【映画とプロレス #10】映画主題歌からプロレス入場曲になった「スカイ・ハイ」は失恋ソングだった(後編)

“プロレステーマ曲総選挙”があるとしたら、間違いなくトップ10に入るであろうミル・マスカラスの「スカイ・ハイ」。外国人レスラー枠で1位になる可能性もあるだろうし、総合第1位になってもおかしくない。イントロが聞こえてきた瞬間、場内のファンが一体化し、気分が高揚する名曲中の名曲だ。

映画「スカイ・ハイ」/(C) 2010 Fortune Star Media Limited. All Rights Reserved.
映画「スカイ・ハイ」/(C) 2010 Fortune Star Media Limited. All Rights Reserved.

映画の主題歌からマスカラスの入場曲に使用された名曲

 “プロレステーマ曲総選挙”があるとしたら、間違いなくトップ10に入るであろうミル・マスカラスの「スカイ・ハイ」。外国人レスラー枠で1位になる可能性もあるだろうし、総合第1位になってもおかしくない。イントロが聞こえてきた瞬間、場内のファンが一体化し、気分が高揚する名曲中の名曲だ。

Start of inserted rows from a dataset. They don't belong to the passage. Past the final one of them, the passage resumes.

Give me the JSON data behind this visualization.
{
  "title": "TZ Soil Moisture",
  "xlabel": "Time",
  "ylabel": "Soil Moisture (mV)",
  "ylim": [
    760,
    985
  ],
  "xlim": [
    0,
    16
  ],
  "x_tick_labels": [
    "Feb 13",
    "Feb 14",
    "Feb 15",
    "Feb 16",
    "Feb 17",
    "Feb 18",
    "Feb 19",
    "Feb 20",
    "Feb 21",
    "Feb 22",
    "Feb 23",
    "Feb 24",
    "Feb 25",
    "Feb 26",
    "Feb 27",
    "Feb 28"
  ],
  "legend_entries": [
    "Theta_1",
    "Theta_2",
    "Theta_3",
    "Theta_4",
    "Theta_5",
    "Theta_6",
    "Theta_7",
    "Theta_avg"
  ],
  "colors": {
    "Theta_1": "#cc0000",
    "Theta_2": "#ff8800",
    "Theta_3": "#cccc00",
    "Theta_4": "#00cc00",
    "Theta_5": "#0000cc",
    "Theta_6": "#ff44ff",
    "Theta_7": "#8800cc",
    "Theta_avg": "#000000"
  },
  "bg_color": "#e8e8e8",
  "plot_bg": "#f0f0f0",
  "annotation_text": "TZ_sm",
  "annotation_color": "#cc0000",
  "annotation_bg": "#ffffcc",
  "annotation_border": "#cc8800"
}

 たとえマスカラスを知らなくても、会場に居合わせれば周囲の空気に呑み込まれ同調、自然と気持ちが昂ぶってくるのではなかろうか。もしも「スカイ・ハイ」がなかったとしたら、プロレス史そのものが書き換えられていたかもしれない。それほど重要な音楽なのだ。

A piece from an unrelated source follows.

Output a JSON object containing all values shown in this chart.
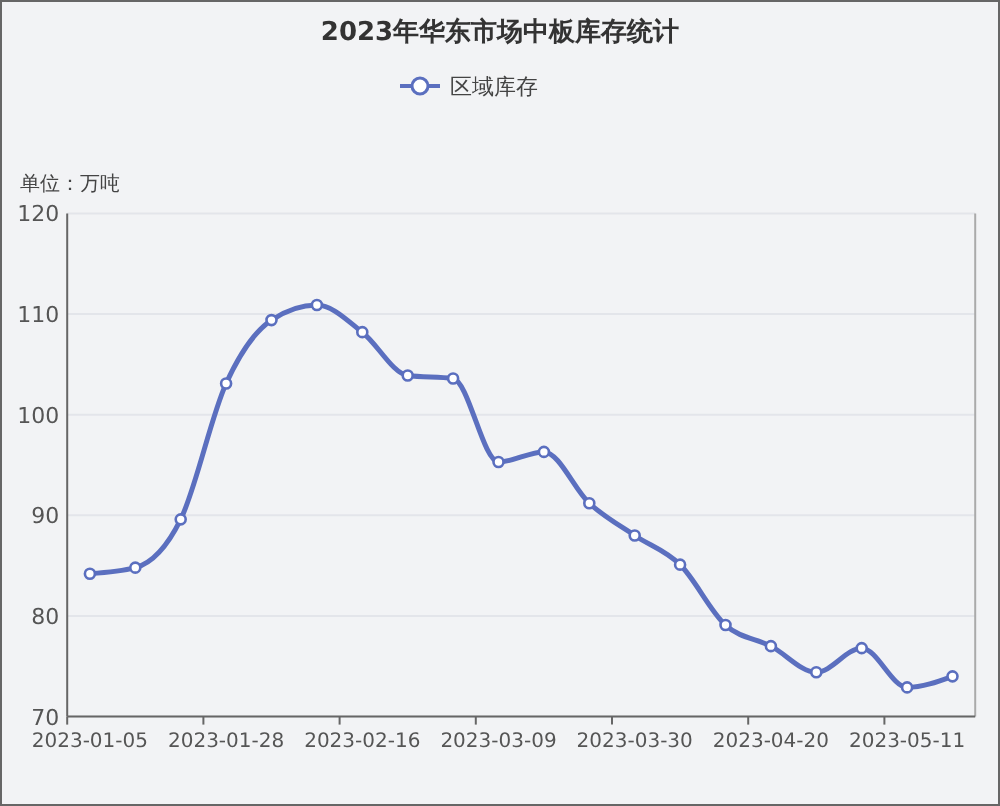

「スカイ・ハイ」がマスカラスのために作られたオリジナルではなく、同名映画の主題曲であることは前回の本欄で紹介した。映画「スカイ・ハイ」(75年)は、ブルース・リーによってもたらされたカンフー映画ブームと、007シリーズでロジャー・ムーアが演じた3代目ジェームズ・ボンドの時代に製作された、言ってみればいいとこ取りの便乗娯楽作品である。テーマ曲の設定は007シリーズにあやかり、「THE MAN FROM HONG KONG」(香港から来た男)という原題が示すように、香港のスターが海外でご都合主義的に大活躍するのが大きな見どころだ。

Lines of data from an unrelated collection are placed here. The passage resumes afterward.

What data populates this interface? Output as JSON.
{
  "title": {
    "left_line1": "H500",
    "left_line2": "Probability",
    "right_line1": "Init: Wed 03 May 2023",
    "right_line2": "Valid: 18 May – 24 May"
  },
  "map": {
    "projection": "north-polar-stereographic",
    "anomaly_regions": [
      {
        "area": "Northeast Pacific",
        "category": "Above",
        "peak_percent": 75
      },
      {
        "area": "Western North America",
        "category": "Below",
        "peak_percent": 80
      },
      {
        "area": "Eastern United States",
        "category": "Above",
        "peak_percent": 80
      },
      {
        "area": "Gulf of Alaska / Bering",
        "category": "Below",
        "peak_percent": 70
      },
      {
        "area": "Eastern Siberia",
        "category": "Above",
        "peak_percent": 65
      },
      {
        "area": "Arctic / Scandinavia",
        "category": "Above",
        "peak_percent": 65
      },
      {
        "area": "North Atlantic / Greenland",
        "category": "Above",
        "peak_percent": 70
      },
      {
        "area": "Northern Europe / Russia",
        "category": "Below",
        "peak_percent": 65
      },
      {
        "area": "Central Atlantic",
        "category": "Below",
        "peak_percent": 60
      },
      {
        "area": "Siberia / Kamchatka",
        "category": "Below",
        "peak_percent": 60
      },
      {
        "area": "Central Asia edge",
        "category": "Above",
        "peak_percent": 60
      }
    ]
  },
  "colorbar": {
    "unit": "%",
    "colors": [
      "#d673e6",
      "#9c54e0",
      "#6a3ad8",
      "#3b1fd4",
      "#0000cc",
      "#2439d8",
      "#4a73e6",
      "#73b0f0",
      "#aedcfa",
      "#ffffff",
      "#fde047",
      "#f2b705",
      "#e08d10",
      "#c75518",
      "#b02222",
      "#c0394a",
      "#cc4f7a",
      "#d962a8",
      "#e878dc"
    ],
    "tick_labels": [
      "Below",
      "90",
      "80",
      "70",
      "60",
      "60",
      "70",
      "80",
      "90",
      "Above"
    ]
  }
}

 この2大要素が重なったところでかかるのが、英国の4人組ロックバンド、ジグソーによる「スカイ・ハイ」。ほぼフルで流れるのがなんとも嬉しい。あいさつ代わりのアクションから、という流れは007シリーズへのオマージュだろう。ハングライダーでの空撮とともに、プロレスファンならずともアガること請け合い。劇中でもハイな気分が持続するかどうかは個人差があるが、「スカイ・ハイ」はエンディングでもう一度高らかに流れるからこれまたたまらない。

 この爽快感は海洋アドベンチャー「ザ・ディープ」(77年)のエンディングに匹敵する。こちらもテーマ曲が素晴らしい「ザ・ディープ」では閉塞感を突き破るように主人公が深海から海上へと一気に飛び出すのだが、「スカイ・ハイ」では曲名とシンクロするように青空が映し出される。決着の付け方は別にして、ハッピーエンドであることは間違いない。